On the 29th July 1567, James VI was crowned king of Scotland when he was just 13 months old. As the great-great-grandson of Henry VII, King of England and Lord of Ireland, he succeeded Elizabeth I and became the first monarch to rule all three countries almost 36 years later.
James was the only son of Mary, Queen of Scots, and as such immediately became heir to the Scottish throne when he was born. However, his mother’s Roman Catholic faith caused her reign to be constantly under threat from the largely Protestant nobility, and was one of many reasons for her arrest and imprisonment in June 1567. She was forced to abdicate in favour of her young son a month later, and never saw him again as he was quickly taken away to be raised in Stirling Castle as a God-fearing Protestant king.

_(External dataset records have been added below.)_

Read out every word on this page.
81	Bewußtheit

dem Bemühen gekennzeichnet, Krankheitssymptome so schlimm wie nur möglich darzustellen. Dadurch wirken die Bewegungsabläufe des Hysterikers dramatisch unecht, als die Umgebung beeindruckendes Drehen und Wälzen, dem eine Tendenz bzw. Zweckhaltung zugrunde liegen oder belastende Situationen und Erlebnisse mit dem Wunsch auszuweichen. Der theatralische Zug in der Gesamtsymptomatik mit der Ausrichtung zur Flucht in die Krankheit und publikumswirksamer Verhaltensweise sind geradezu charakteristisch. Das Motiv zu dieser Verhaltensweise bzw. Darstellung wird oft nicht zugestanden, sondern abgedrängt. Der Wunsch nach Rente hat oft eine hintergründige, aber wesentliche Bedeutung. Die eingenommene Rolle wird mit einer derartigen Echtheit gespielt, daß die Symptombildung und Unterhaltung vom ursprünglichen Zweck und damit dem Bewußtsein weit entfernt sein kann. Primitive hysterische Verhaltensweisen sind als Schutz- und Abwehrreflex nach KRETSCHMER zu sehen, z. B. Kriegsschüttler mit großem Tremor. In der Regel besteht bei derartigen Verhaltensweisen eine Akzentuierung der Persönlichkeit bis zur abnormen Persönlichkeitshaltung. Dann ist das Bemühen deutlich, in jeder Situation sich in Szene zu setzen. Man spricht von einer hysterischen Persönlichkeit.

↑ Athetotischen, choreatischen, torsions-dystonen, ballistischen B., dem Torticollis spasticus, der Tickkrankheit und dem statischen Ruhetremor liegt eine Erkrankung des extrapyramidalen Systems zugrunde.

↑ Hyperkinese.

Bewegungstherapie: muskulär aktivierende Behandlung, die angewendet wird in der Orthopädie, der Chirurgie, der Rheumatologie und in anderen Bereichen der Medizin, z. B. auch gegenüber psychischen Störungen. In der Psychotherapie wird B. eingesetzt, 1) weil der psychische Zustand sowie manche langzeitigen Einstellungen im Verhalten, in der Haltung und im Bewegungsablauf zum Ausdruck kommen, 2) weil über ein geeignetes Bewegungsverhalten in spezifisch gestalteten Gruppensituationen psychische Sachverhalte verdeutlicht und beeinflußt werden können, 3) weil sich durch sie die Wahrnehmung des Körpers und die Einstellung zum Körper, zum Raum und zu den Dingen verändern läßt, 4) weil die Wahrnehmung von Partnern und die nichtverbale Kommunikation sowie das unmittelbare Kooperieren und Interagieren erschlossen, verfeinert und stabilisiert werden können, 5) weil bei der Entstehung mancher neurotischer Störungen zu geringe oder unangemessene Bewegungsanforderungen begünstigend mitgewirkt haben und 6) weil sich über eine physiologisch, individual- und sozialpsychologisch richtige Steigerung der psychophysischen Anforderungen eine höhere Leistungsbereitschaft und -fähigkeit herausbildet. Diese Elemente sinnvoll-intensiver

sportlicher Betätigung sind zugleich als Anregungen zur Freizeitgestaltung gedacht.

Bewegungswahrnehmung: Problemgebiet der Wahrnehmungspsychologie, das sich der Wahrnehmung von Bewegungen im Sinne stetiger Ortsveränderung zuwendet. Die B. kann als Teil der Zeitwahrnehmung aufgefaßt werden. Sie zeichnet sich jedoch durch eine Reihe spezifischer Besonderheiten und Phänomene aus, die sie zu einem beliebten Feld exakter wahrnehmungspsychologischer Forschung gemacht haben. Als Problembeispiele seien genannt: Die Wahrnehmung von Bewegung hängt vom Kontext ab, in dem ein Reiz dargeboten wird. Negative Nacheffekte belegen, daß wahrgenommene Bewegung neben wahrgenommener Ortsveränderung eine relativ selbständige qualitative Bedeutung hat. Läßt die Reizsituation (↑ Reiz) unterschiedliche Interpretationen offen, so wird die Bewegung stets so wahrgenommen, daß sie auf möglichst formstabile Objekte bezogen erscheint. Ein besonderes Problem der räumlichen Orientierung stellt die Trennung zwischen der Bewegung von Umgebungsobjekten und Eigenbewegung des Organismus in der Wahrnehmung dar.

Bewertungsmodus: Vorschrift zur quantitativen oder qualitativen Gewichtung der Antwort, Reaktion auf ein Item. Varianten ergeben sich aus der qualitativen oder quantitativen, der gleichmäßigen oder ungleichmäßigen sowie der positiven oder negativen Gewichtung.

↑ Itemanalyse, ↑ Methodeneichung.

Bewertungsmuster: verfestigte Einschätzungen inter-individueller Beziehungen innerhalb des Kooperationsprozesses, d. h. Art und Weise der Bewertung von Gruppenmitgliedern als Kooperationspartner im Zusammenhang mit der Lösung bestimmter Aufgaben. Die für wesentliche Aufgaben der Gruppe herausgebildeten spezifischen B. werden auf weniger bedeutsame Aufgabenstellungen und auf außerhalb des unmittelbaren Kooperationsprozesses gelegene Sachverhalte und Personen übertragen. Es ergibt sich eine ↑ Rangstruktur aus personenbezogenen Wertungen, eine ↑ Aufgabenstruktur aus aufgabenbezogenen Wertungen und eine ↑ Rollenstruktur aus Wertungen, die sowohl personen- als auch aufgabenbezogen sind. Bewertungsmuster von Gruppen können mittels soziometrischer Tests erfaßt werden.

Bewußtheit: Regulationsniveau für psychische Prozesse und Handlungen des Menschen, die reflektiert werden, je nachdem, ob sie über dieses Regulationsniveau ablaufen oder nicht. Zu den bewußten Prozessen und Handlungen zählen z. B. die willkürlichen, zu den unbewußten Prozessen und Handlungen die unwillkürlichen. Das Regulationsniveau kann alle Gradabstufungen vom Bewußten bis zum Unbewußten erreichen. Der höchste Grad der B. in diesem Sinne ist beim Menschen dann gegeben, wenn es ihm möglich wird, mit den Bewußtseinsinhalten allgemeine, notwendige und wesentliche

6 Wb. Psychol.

Having been crowned king when he was barely one year old, James obviously didn’t rule Scotland himself. Instead power lay with a series of four regents who handled the affairs of government until his minority ended in 1578 when he was 12 years old. However, he didn’t gain complete control over the government for another 5 years.
James ruled Scotland on its own until the 24th March 1603, when Elizabeth I of England – James’ first cousin twice removed – died and James was proclaimed king in a surprisingly smooth and peaceful succession. As such he was the first monarch to rule Scotland, England and Ireland in what is referred to as the Union of the Crowns.